Colliding Worlds: First contact in the Western Desert, 1932-1984
presents a series of first contact episodes, mixing research and
personal reflections, on the earliest encounters between Europeans
and Pintupi people over the past 75 years.
The Aboriginal people of the Western Desert were among the last
Indigenous communities to make contact with Europeans, most
recently in 1984 when a group of nine Aboriginal people emerged from
their desert home 800km west of Alice Springs.
The Aboriginal
groups from this region, including the Pintupi, Ngalia, Walpiri, Luritja,
Western Arrernte, Ngatatjara and others, have since played a
significant role in the development of contemporary Aboriginal art and
have achieved international acclaim for their work.
Colliding Worlds charts the history of early cultural collisions from
1932 until 1984, and explores the development of the Western Desert
art movement, founded by men who experienced first contact.
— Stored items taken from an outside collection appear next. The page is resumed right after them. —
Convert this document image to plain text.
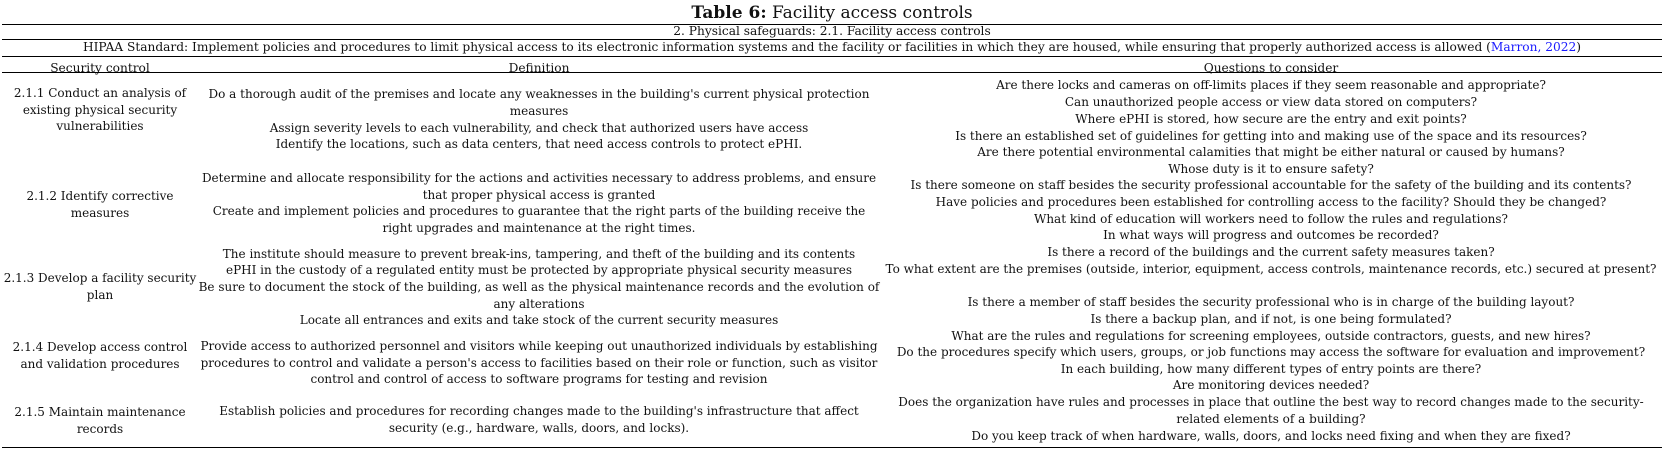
Table 6: Facility access controls
2. Physical safeguards: 2.1. Facility access controls
HIPAA Standard: Implement policies and procedures to limit physical access to its electronic information systems and the facility or facilities in which they are housed, while ensuring that properly authorized access is allowed (Marron, 2022)
Security control	Definition	Questions to consider
2.1.1 Conduct an analysis of existing physical security vulnerabilities
2.1.2 Identify corrective measures
2.1.3 Develop a facility security plan
2.1.4 Develop access control and validation procedures
2.1.5 Maintain maintenance records
Do a thorough audit of the premises and locate any weaknesses in the building's current physical protection measures
Assign severity levels to each vulnerability, and check that authorized users have access
Identify the locations, such as data centers, that need access controls to protect ePHI.
Determine and allocate responsibility for the actions and activities necessary to address problems, and ensure that proper physical access is granted
Create and implement policies and procedures to guarantee that the right parts of the building receive the right upgrades and maintenance at the right times.
The institute should measure to prevent break-ins, tampering, and theft of the building and its contents
ePHI in the custody of a regulated entity must be protected by appropriate physical security measures
Be sure to document the stock of the building, as well as the physical maintenance records and the evolution of any alterations
Locate all entrances and exits and take stock of the current security measures
Provide access to authorized personnel and visitors while keeping out unauthorized individuals by establishing procedures to control and validate a person's access to facilities based on their role or function, such as visitor control and control of access to software programs for testing and revision
Establish policies and procedures for recording changes made to the building's infrastructure that affect security (e.g., hardware, walls, doors, and locks).
Are there locks and cameras on off-limits places if they seem reasonable and appropriate?
Can unauthorized people access or view data stored on computers?
Where ePHI is stored, how secure are the entry and exit points?
Is there an established set of guidelines for getting into and making use of the space and its resources?
Are there potential environmental calamities that might be either natural or caused by humans?
Whose duty is it to ensure safety?
Is there someone on staff besides the security professional accountable for the safety of the building and its contents?
Have policies and procedures been established for controlling access to the facility? Should they be changed?
What kind of education will workers need to follow the rules and regulations?
In what ways will progress and outcomes be recorded?
Is there a record of the buildings and the current safety measures taken?
To what extent are the premises (outside, interior, equipment, access controls, maintenance records, etc.) secured at present?
Is there a member of staff besides the security professional who is in charge of the building layout?
Is there a backup plan, and if not, is one being formulated?
What are the rules and regulations for screening employees, outside contractors, guests, and new hires?
Do the procedures specify which users, groups, or job functions may access the software for evaluation and improvement?
In each building, how many different types of entry points are there?
Are monitoring devices needed?
Does the organization have rules and processes in place that outline the best way to record changes made to the security-related elements of a building?
Do you keep track of when hardware, walls, doors, and locks need fixing and when they are fixed?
The exhibition features previously unseen artefacts and significant
artworks of the Western Desert, as well as photographs from the
internationally renowned Donald Thomson collection held at Museum
Victoria.
The exhibition is developed by Museum Victoria and the National
Aboriginal Cultural Institute – Tandanya. It is supported
by the Commonwealth Government through The Australia Council, its
arts funding and advisory body, and by Visions of Australia, an
Australian Government Program supporting touring exhibitions by
providing funding assistance for the development and touring of
cultural material across Australia.
The exhibition will run until 19 August 2007 and is free with paid museum entry.